In a systematic review evaluating the effectiveness of corticosteroid injection (CSI) in the treatment of GTPS, rates of pain improvement and return to baseline activity level ranged from 49% to 100%. In summary, injections appear to be an effective and safe treatment for GTPS and are associated with a low complication rate, with local pain, skin irritation, and swelling being the most commonly reported complications.
Extracorporeal shock wave therapy ( ESWT) has shown promising results in several studies.

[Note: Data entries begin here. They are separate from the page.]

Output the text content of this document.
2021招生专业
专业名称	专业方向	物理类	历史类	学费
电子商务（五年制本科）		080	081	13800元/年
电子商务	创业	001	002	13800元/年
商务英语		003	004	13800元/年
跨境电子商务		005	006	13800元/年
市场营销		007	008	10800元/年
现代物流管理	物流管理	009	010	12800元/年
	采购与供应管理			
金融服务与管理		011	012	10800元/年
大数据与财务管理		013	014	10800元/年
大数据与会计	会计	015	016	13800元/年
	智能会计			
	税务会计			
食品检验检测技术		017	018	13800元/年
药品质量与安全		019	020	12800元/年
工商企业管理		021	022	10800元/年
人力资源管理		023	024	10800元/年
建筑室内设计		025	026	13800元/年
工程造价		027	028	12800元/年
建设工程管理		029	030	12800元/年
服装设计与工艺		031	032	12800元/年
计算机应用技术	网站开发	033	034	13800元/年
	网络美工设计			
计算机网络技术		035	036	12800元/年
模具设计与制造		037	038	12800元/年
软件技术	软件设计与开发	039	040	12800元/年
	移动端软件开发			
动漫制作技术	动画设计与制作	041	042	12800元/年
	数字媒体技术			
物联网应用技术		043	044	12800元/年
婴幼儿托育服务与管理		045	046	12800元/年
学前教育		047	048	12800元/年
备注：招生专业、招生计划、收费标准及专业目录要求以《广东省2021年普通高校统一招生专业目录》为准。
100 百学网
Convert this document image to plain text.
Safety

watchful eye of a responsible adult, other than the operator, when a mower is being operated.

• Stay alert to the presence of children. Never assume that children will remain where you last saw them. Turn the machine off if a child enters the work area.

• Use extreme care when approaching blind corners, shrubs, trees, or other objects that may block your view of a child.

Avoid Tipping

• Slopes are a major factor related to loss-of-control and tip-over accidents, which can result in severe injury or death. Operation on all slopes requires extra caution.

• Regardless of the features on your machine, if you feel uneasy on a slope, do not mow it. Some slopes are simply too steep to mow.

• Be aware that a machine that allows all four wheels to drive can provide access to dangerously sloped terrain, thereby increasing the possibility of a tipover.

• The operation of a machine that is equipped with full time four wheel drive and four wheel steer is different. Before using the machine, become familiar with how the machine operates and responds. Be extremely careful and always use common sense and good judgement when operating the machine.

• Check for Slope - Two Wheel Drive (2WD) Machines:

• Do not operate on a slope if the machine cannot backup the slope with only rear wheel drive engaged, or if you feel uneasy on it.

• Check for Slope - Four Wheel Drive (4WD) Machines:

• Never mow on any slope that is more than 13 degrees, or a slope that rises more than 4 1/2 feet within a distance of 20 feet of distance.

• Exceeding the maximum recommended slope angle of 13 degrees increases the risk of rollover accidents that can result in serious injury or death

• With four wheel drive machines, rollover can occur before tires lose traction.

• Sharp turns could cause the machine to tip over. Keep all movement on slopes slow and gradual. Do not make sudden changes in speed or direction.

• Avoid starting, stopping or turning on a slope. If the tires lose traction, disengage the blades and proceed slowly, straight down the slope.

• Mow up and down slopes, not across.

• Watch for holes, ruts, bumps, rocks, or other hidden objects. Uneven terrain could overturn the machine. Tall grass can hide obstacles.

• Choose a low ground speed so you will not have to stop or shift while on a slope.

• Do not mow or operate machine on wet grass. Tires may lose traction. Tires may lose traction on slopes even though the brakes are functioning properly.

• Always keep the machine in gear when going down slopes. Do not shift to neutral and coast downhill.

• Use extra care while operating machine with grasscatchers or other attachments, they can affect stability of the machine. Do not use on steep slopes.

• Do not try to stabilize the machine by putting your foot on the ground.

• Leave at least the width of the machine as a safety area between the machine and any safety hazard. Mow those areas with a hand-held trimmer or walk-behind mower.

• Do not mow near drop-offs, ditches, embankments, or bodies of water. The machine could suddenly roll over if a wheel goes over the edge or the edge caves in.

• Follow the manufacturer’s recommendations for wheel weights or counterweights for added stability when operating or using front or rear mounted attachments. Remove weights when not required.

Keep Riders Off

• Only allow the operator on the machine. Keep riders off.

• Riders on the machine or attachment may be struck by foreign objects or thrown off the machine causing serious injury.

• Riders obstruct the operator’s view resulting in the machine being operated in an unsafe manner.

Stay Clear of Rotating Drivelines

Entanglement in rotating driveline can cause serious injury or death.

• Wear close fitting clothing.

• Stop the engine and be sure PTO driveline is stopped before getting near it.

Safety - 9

Evidence supporting the use of platelet-rich plasma (PRP) injections in the treatment of GTPS is limited. In a systematic review of five articles and four published abstracts of 209 patients treated with PRP injections, Ali et al. concluded that PRP represents a potentially viable treatment, although current evidence is based on small sample and low quality studies.
Surgical management
Surgical management of GTPS is generally reserved for patients with persistent symptoms for a minimum of 6 to 12 months and who remain refractory to conservative therapy. Before surgery, an MRI should be obtained to guide appropriate management for the specific source of pain. Several case series have described open and endoscopic bursectomy with or without ITB release for the treatment of trochanteric bursitis and gluteal tendinopathy with good results. A similar surgical technique has been described for external coxa saltans . For partial and full thickness tears of the abductor tendons, open and endoscopic bursectomy and tendon repair have been described. Tendon augmentation with allografts or muscle transfer is usually reserved for cases of significant tendon retraction or severe muscle atrophy.